Nell'esercizio 2011 i ricavi netti consolidati generati dal Gruppo Mediaset España hanno raggiunto i 1.009,3 milioni di euro rispetto agli 855,1 milioni di euro del 2010.

Il risultato pre-imposte sale a 151,1 milioni di euro, rispetto ai 36,5 milioni di euro dell'esercizio precedente, risultato sul quale avevano influito gli oneri connessi alla svalutazione della partecipazione di Endemol (- 187,0 milioni di euro).
L'utile netto è stato pari a 110,5 milioni di euro rispetto ai 70,5 milioni di euro del 2010.
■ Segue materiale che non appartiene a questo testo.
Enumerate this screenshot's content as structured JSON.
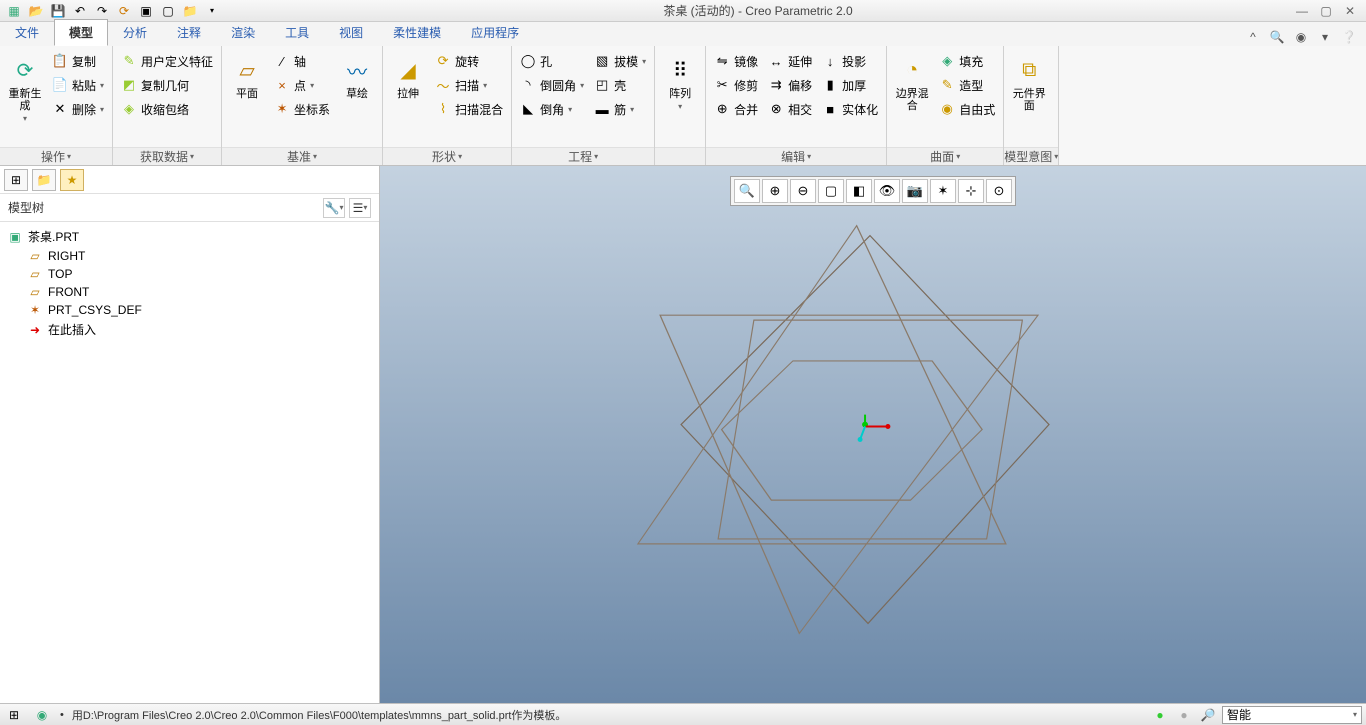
{
  "title": "茶桌 (活动的) - Creo Parametric 2.0",
  "tabs": {
    "file": "文件",
    "model": "模型",
    "analysis": "分析",
    "annotate": "注释",
    "render": "渲染",
    "tools": "工具",
    "view": "视图",
    "flex": "柔性建模",
    "app": "应用程序"
  },
  "ribbon": {
    "ops": {
      "label": "操作",
      "regen": "重新生成",
      "copy": "复制",
      "paste": "粘贴",
      "delete": "删除"
    },
    "getdata": {
      "label": "获取数据",
      "udf": "用户定义特征",
      "copygeo": "复制几何",
      "shrink": "收缩包络"
    },
    "datum": {
      "label": "基准",
      "plane": "平面",
      "axis": "轴",
      "point": "点",
      "csys": "坐标系",
      "sketch": "草绘"
    },
    "shape": {
      "label": "形状",
      "extrude": "拉伸",
      "revolve": "旋转",
      "sweep": "扫描",
      "sweepblend": "扫描混合"
    },
    "eng": {
      "label": "工程",
      "hole": "孔",
      "round": "倒圆角",
      "chamfer": "倒角",
      "draft": "拔模",
      "shell": "壳",
      "rib": "筋"
    },
    "pattern": {
      "label": "阵列",
      "intent": "阵列"
    },
    "edit": {
      "label": "编辑",
      "mirror": "镜像",
      "trim": "修剪",
      "merge": "合并",
      "extend": "延伸",
      "offset": "偏移",
      "intersect": "相交",
      "project": "投影",
      "thicken": "加厚",
      "solidify": "实体化"
    },
    "surf": {
      "label": "曲面",
      "bblend": "边界混合",
      "fill": "填充",
      "style": "造型",
      "freestyle": "自由式"
    },
    "intent2": {
      "label": "模型意图",
      "ui": "元件界面"
    }
  },
  "sidebar": {
    "header": "模型树",
    "root": "茶桌.PRT",
    "items": [
      {
        "icon": "▱",
        "label": "RIGHT"
      },
      {
        "icon": "▱",
        "label": "TOP"
      },
      {
        "icon": "▱",
        "label": "FRONT"
      },
      {
        "icon": "✶",
        "label": "PRT_CSYS_DEF"
      },
      {
        "icon": "➜",
        "label": "在此插入"
      }
    ]
  },
  "status": {
    "msg": "用D:\\Program Files\\Creo 2.0\\Creo 2.0\\Common Files\\F000\\templates\\mmns_part_solid.prt作为模板。",
    "filter": "智能"
  }
}
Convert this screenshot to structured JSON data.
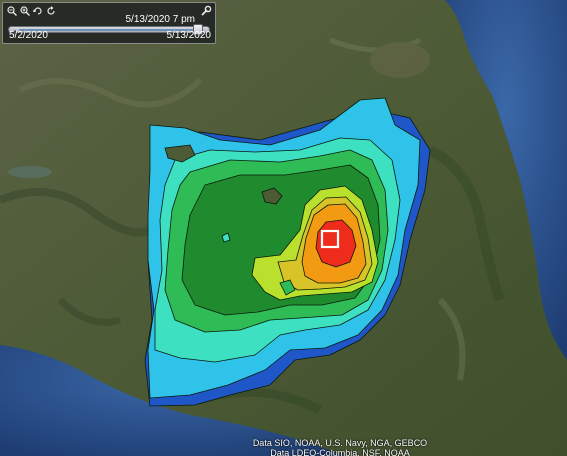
{
  "time_slider": {
    "current_time": "5/13/2020  7 pm",
    "start_date": "5/2/2020",
    "end_date": "5/13/2020",
    "position_fraction": 0.99
  },
  "attribution": {
    "line1": "Data SIO, NOAA, U.S. Navy, NGA, GEBCO",
    "line2": "Data LDEO-Columbia, NSF, NOAA"
  },
  "icons": [
    "zoom-out-icon",
    "zoom-in-icon",
    "loop-icon",
    "refresh-icon",
    "settings-icon",
    "marker-square-icon"
  ],
  "colors": {
    "ocean": "#2a4f8c",
    "band_blue": "#1f56c8",
    "band_cyan": "#2fc3e9",
    "band_aqua": "#3de0c0",
    "band_green": "#2fbb55",
    "band_darkgreen": "#1f8a2e",
    "band_yellowgreen": "#b8e02c",
    "band_orange": "#f29b12",
    "band_red": "#ef2b1b",
    "marker": "#ffffff"
  }
}
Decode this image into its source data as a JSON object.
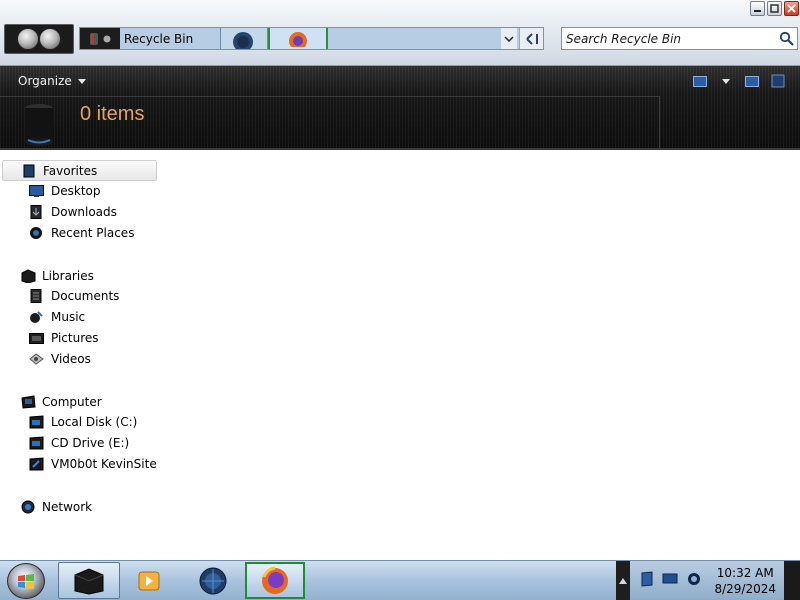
{
  "window": {
    "address_text": "Recycle Bin",
    "search_placeholder": "Search Recycle Bin"
  },
  "toolbar": {
    "organize_label": "Organize"
  },
  "details": {
    "items_count": "0 items"
  },
  "nav": {
    "favorites": {
      "label": "Favorites",
      "items": [
        {
          "label": "Desktop",
          "icon": "desktop-icon"
        },
        {
          "label": "Downloads",
          "icon": "downloads-icon"
        },
        {
          "label": "Recent Places",
          "icon": "recent-places-icon"
        }
      ]
    },
    "libraries": {
      "label": "Libraries",
      "items": [
        {
          "label": "Documents",
          "icon": "documents-icon"
        },
        {
          "label": "Music",
          "icon": "music-icon"
        },
        {
          "label": "Pictures",
          "icon": "pictures-icon"
        },
        {
          "label": "Videos",
          "icon": "videos-icon"
        }
      ]
    },
    "computer": {
      "label": "Computer",
      "items": [
        {
          "label": "Local Disk (C:)",
          "icon": "local-disk-icon"
        },
        {
          "label": "CD Drive (E:)",
          "icon": "cd-drive-icon"
        },
        {
          "label": "VM0b0t KevinSite",
          "icon": "network-drive-icon"
        }
      ]
    },
    "network": {
      "label": "Network"
    }
  },
  "taskbar": {
    "time": "10:32 AM",
    "date": "8/29/2024"
  },
  "colors": {
    "toolbar_bg": "#161616",
    "items_count_text": "#e8a35a",
    "taskbar_bg": "#a9c3de"
  }
}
Per le prospettive per il futuro, la fase recessiva nella quale si trovano sia Italia che Spagna sta condizionando il mercato pubblicitario in entrambre le aree geografiche presidiate dal Gruppo. Nei primi tre mesi del 2012 la raccolta sta registrando una flessione rispetto allo stesso periodo dell'anno precedente in linea con l'andamento dell'ultimo trimestre del 2011. Eventi rilevanti quali gli Europei di Calcio e Olimpiadi potrebbero aumentare la dinamicità di un mercato pubblicitario che al momento soffre ancora di scarsa visibilità ed estrema volatilità. In tale contesto, il Gruppo perseguirà comunque anche nel 2012 l'obiettivo di consolidare le proprie quote di mercato sia in Italia che in Spagna…
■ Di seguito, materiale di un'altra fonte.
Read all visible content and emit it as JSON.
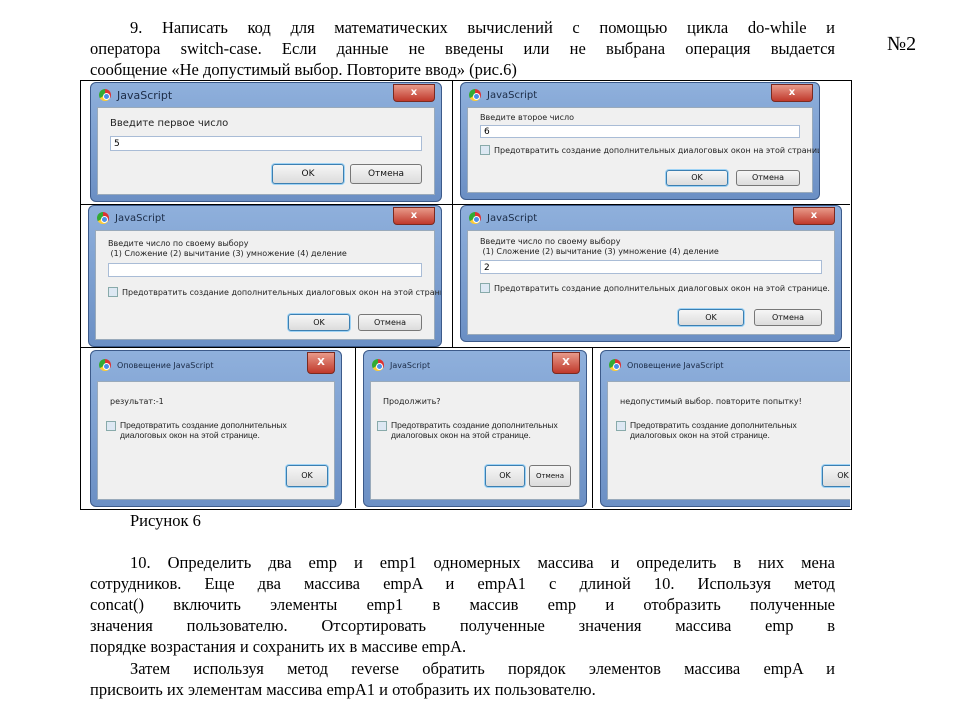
{
  "task9": {
    "lines": [
      "9. Написать код для математических вычислений с помощью цикла do-while и",
      "оператора switch-case. Если данные не введены или не выбрана операция выдается",
      "сообщение «Не допустимый выбор. Повторите ввод» (рис.6)"
    ]
  },
  "page_number": "№2",
  "dialogs": [
    {
      "title": "JavaScript",
      "close": "x",
      "message": "Введите первое число",
      "input": "5",
      "ok": "OK",
      "cancel": "Отмена"
    },
    {
      "title": "JavaScript",
      "close": "x",
      "message": "Введите второе число",
      "input": "6",
      "checkbox": "Предотвратить создание дополнительных диалоговых окон на этой странице.",
      "ok": "OK",
      "cancel": "Отмена"
    },
    {
      "title": "JavaScript",
      "close": "x",
      "message": "Введите число по своему выбору\n (1) Сложение (2) вычитание (3) умножение (4) деление",
      "input": "",
      "checkbox": "Предотвратить создание дополнительных диалоговых окон на этой странице.",
      "ok": "OK",
      "cancel": "Отмена"
    },
    {
      "title": "JavaScript",
      "close": "x",
      "message": "Введите число по своему выбору\n (1) Сложение (2) вычитание (3) умножение (4) деление",
      "input": "2",
      "checkbox": "Предотвратить создание дополнительных диалоговых окон на этой странице.",
      "ok": "OK",
      "cancel": "Отмена"
    },
    {
      "title": "Оповещение JavaScript",
      "close": "X",
      "message": "результат:-1",
      "checkbox": "Предотвратить создание дополнительных диалоговых окон на этой странице.",
      "ok": "OK"
    },
    {
      "title": "JavaScript",
      "close": "X",
      "message": "Продолжить?",
      "checkbox": "Предотвратить создание дополнительных диалоговых окон на этой странице.",
      "ok": "OK",
      "cancel": "Отмена"
    },
    {
      "title": "Оповещение JavaScript",
      "close": "X",
      "message": "недопустимый выбор. повторите попытку!",
      "checkbox": "Предотвратить создание дополнительных диалоговых окон на этой странице.",
      "ok": "OK"
    }
  ],
  "figure_caption": "Рисунок 6",
  "task10": {
    "lines": [
      "10. Определить два emp и emp1 одномерных массива и определить в них мена",
      "сотрудников. Еще два массива empA и empA1 с длиной 10. Используя метод",
      "concat() включить элементы emp1 в массив emp и отобразить полученные",
      "значения пользователю. Отсортировать полученные значения массива emp в",
      "порядке возрастания и сохранить их в массиве empA.",
      "Затем используя метод reverse обратить порядок элементов массива empA и",
      "присвоить их элементам массива empA1 и отобразить их пользователю."
    ]
  }
}
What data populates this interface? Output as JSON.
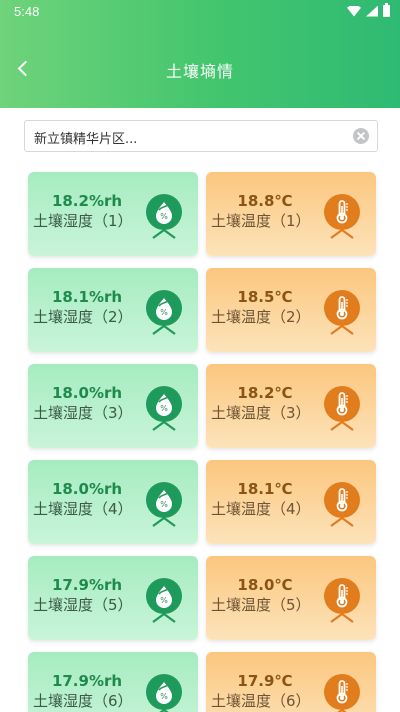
{
  "status_bar": {
    "time": "5:48"
  },
  "header": {
    "title": "土壤墒情"
  },
  "search": {
    "value": "新立镇精华片区..."
  },
  "colors": {
    "header_start": "#6fd37a",
    "header_end": "#2fba73",
    "humidity_icon": "#1e9a5a",
    "temperature_icon": "#e27d1e"
  },
  "cards": [
    {
      "humidity": {
        "value": "18.2%rh",
        "label": "土壤湿度（1）"
      },
      "temperature": {
        "value": "18.8℃",
        "label": "土壤温度（1）"
      }
    },
    {
      "humidity": {
        "value": "18.1%rh",
        "label": "土壤湿度（2）"
      },
      "temperature": {
        "value": "18.5℃",
        "label": "土壤温度（2）"
      }
    },
    {
      "humidity": {
        "value": "18.0%rh",
        "label": "土壤湿度（3）"
      },
      "temperature": {
        "value": "18.2℃",
        "label": "土壤温度（3）"
      }
    },
    {
      "humidity": {
        "value": "18.0%rh",
        "label": "土壤湿度（4）"
      },
      "temperature": {
        "value": "18.1℃",
        "label": "土壤温度（4）"
      }
    },
    {
      "humidity": {
        "value": "17.9%rh",
        "label": "土壤湿度（5）"
      },
      "temperature": {
        "value": "18.0℃",
        "label": "土壤温度（5）"
      }
    },
    {
      "humidity": {
        "value": "17.9%rh",
        "label": "土壤湿度（6）"
      },
      "temperature": {
        "value": "17.9℃",
        "label": "土壤温度（6）"
      }
    }
  ]
}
La perdurante situazione di incertezza e di instabilità non consente al momento di formulare previsioni precise circa l'evoluzione dei ricavi pubblicitari su base annua. Qualora le condizioni di mercato non dovessero evidenziare segnali di miglioramento, il Gruppo prevede di chiudere l'esercizio 2012 con un utile netto consolidato e una generazione di cassa caratteristica inferiori rispetto al 2011».